We have an industry that we should be proud of. However, we all need to do a better job of marketing it to those who would think less of us. As an industry, we need to work at better alignment and coordination to insure that we are showing our very best to those who don't know or understand us. The responsibility is on our shoulders. We have much to do.


This concludes the series of tenets for the Marketers' Constitution. It represents a common business growth agenda around which the entire marketing community can, and should, rally. The 10 tenets of the ANA Marketers' Constitution are vitally important to each and every marketer worldwide. As the ANA in its 100th year looks to the future, it is important to embrace its principles. Once again, they are:

1. Marketing must become increasingly targeted, focused and personal.

2. Marketing must build real, tangible and enduring brand value.

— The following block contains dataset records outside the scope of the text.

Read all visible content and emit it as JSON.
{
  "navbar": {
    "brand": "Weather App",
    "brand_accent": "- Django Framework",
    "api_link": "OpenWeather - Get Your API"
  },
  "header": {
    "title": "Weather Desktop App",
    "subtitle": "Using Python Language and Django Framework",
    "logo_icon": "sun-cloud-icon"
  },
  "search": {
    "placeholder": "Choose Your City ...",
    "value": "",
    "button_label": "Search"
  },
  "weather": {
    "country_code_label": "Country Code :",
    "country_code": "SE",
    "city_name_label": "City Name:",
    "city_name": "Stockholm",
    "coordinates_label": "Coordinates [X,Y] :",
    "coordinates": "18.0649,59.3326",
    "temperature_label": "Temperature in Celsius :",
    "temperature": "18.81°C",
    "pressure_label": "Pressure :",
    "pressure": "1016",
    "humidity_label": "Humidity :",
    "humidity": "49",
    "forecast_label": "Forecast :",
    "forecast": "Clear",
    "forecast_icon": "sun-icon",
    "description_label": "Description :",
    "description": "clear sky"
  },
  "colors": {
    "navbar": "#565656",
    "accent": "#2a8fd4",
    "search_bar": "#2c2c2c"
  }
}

3. Marketing must become more effective -- more creative, insightful and accountable.

4. Marketing must become more integrated and proficient in managing expanding media platforms.

5. The marketing supply chain must become more efficient and productive.

6. The marketing ecosystem - including agencies, media and suppliers -- must become increasingly capable.

7. Marketing professionals must become better, highly skilled diverse leaders.

8. Marketing must be indisputably socially responsible.

9. Marketing must be unencumbered by inappropriate legislation or regulation.

10 The marketing discipline must be elevated and respected.